What other skin or organ-specific functions of Sema4A could be explored to understand its broader implications in health and disease?

Beyond its role in psoriasis and immune regulation, Sema4A has diverse functions in various tissues and organs that warrant exploration to understand its broader implications in health and disease. In the context of skin biology, Sema4A may play a role in wound healing and tissue repair by modulating cell migration, proliferation, and angiogenesis. Understanding how Sema4A influences these processes could provide insights into skin regeneration and scar formation.
Moreover, Sema4A has been implicated in neurological disorders, where it acts as a guidance cue for axon guidance and neuronal development. Investigating the role of Sema4A in neurodevelopmental disorders, such as autism and schizophrenia, could uncover its impact on brain function and connectivity.
In the context of cancer, Sema4A has been associated with tumor progression and metastasis in various malignancies. Exploring the interactions between Sema4A and tumor microenvironment components could reveal its potential as a therapeutic target for cancer treatment.
Furthermore, Sema4A may have implications in cardiovascular health, as it has been linked to vascular development and endothelial cell function. Investigating the role of Sema4A in cardiovascular diseases, such as atherosclerosis and hypertension, could provide insights into its impact on vascular homeostasis and disease pathogenesis.
Overall, exploring the diverse functions of Sema4A in different tissues and organs can shed light on its multifaceted roles in health and disease, offering potential therapeutic avenues for a wide range of conditions beyond psoriasis.

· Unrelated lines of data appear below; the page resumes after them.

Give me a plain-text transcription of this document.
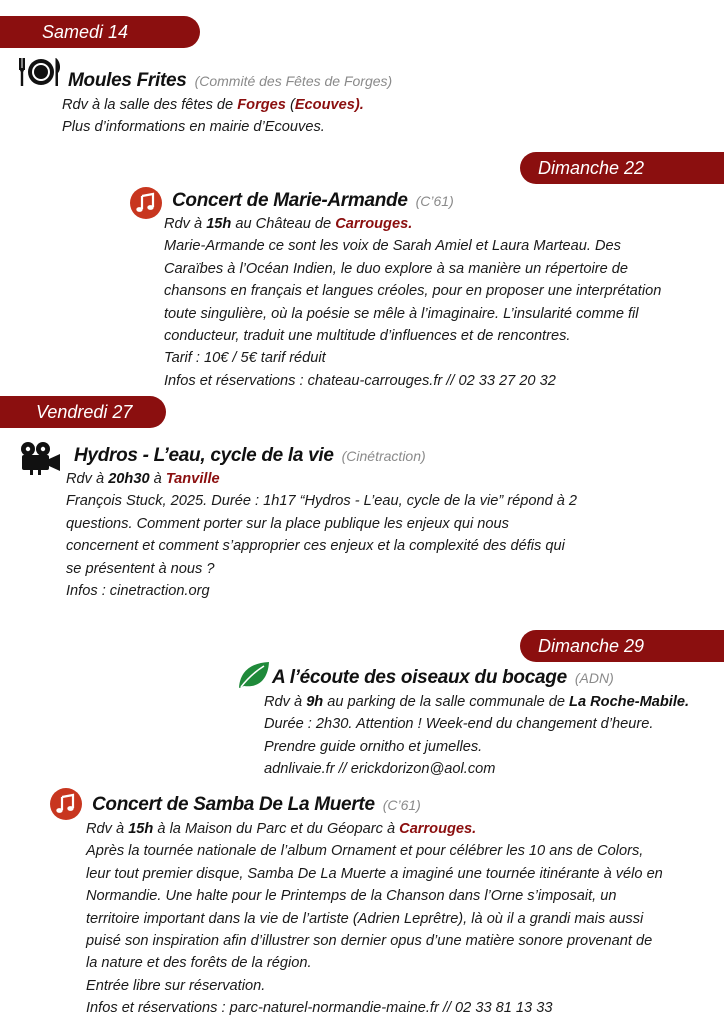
Samedi 14
Dimanche 22
Vendredi 27
Dimanche 29
Moules Frites (Commité des Fêtes de Forges)
Rdv à la salle des fêtes de Forges (Ecouves).
Plus d’informations en mairie d’Ecouves.
Concert de Marie-Armande (C’61)
Rdv à 15h au Château de Carrouges.
Marie-Armande ce sont les voix de Sarah Amiel et Laura Marteau. Des
Caraïbes à l’Océan Indien, le duo explore à sa manière un répertoire de
chansons en français et langues créoles, pour en proposer une interprétation
toute singulière, où la poésie se mêle à l’imaginaire. L’insularité comme fil
conducteur, traduit une multitude d’influences et de rencontres.
Tarif : 10€ / 5€ tarif réduit
Infos et réservations : chateau-carrouges.fr // 02 33 27 20 32
Hydros - L’eau, cycle de la vie (Cinétraction)
Rdv à 20h30 à Tanville
François Stuck, 2025. Durée : 1h17 “Hydros - L’eau, cycle de la vie” répond à 2
questions. Comment porter sur la place publique les enjeux qui nous
concernent et comment s’approprier ces enjeux et la complexité des défis qui
se présentent à nous ?
Infos : cinetraction.org
A l’écoute des oiseaux du bocage (ADN)
Rdv à 9h au parking de la salle communale de La Roche-Mabile.
Durée : 2h30. Attention ! Week-end du changement d’heure.
Prendre guide ornitho et jumelles.
adnlivaie.fr // erickdorizon@aol.com
Concert de Samba De La Muerte (C’61)
Rdv à 15h à la Maison du Parc et du Géoparc à Carrouges.
Après la tournée nationale de l’album Ornament et pour célébrer les 10 ans de Colors,
leur tout premier disque, Samba De La Muerte a imaginé une tournée itinérante à vélo en
Normandie. Une halte pour le Printemps de la Chanson dans l’Orne s’imposait, un
territoire important dans la vie de l’artiste (Adrien Leprêtre), là où il a grandi mais aussi
puisé son inspiration afin d’illustrer son dernier opus d’une matière sonore provenant de
la nature et des forêts de la région.
Entrée libre sur réservation.
Infos et réservations : parc-naturel-normandie-maine.fr // 02 33 81 13 33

How might the upregulation of Sema4A on immune cells, such as lymphocytes and monocytes, contribute to the pathogenesis of psoriasis, and could this be a potential therapeutic target?

The upregulation of Sema4A on immune cells, particularly lymphocytes and monocytes, can contribute to the pathogenesis of psoriasis by promoting pro-inflammatory responses and immune cell activation. Sema4A signaling in T cells has been shown to enhance Th17 differentiation and cytokine production, leading to the amplification of the inflammatory cascade in psoriatic lesions. Additionally, Sema4A expression on monocytes can modulate their activation and cytokine secretion, further fueling the inflammatory milieu in the skin.
Targeting the upregulated Sema4A signaling on immune cells could represent a promising therapeutic strategy for psoriasis. By inhibiting Sema4A-mediated pathways in lymphocytes and monocytes, it may be possible to dampen the exaggerated immune response and reduce the production of pro-inflammatory cytokines involved in psoriatic inflammation. This approach could help mitigate disease severity, reduce skin lesions, and improve patient outcomes.
Furthermore, blocking Sema4A signaling on immune cells could potentially modulate the immune microenvironment in psoriatic skin, leading to a more balanced immune response and decreased tissue damage. By targeting Sema4A as a therapeutic intervention, it may be possible to achieve better disease management and potentially prevent disease progression in individuals with psoriasis. Further research into the specific mechanisms of Sema4A action on immune cells is warranted to develop targeted therapies that can effectively modulate the immune dysregulation seen in psoriasis.